Joshua Mckinney wrote:
> Awesome, could not find .pack in the 1.9.1 documentation

It's Array#pack, as opposed to String#unpack.

Ha..well that would make sense given unpack returns an array. Deductive 
reasoning was on the back-burner yesterday.

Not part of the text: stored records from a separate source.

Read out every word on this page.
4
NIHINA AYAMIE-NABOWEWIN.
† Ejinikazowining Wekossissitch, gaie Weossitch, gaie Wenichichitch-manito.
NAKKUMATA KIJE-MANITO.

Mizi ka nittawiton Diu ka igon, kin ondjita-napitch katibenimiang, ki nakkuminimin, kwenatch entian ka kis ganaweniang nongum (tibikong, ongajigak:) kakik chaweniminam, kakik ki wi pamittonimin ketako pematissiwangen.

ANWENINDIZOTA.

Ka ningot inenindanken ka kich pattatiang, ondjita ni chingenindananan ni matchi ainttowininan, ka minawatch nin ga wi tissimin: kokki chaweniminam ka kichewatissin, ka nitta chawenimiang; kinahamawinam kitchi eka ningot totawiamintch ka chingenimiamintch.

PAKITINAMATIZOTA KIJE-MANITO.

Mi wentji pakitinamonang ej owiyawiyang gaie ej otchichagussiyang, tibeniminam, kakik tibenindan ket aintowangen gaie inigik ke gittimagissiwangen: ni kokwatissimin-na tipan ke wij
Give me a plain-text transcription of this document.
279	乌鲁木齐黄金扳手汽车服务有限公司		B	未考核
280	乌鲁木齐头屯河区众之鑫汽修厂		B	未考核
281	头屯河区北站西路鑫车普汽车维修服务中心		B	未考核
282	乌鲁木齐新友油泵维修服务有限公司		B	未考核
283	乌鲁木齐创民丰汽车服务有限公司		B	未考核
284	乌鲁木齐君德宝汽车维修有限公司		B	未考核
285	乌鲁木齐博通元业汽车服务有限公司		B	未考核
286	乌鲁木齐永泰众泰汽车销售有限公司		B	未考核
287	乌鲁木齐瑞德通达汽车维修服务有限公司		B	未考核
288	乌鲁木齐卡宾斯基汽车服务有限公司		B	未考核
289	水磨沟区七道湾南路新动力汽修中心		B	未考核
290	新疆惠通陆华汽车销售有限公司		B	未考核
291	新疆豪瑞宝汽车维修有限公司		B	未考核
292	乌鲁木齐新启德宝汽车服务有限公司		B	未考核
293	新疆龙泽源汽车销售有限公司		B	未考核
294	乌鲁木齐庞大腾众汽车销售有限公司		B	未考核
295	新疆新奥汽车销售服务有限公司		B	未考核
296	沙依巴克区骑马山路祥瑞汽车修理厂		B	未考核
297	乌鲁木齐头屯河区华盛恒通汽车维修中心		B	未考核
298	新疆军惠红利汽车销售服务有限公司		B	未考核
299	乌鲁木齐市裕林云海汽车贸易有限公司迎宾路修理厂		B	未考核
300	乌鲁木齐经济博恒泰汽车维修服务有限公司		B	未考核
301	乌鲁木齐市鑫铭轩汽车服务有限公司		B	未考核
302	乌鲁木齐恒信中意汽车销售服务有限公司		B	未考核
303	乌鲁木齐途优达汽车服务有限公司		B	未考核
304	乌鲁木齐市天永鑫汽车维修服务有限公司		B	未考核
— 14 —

Made a small change so decrypt returns the string only

The following worked in 1.8.7 and 1.9.1

 def mysql_encrypt(s, key)
    encrypt(s, mysql_key(key))
  end

  def mysql_decrypt(s, key)
    puts s
    decrypt(s, mysql_key(key))
  end

  protected
  def aes(m,k,t)
    c = OpenSSL::Cipher::Cipher.new('aes-128-ecb').send(m)
    c.key = k
    c.update(t) + c.final

  end

  def encrypt(text, key)
    aes(:encrypt, key, text).unpack("H*")[0]
  end

  def decrypt(text, key)
    aes(:decrypt, key, [text].pack("H*"))
  end

  def mysql_key(key)
    final_key = "\0" * 16
    key.length.times do |i|
      final_key[i%16] = (final_key[i%16].ord ^ key[i].ord).chr
    end
   final_key
  end

Thanks,

Josh

Brian Candler wrote:
> Joshua Mckinney wrote:
>> Awesome, could not find .pack in the 1.9.1 documentation
> 
> It's Array#pack, as opposed to String#unpack.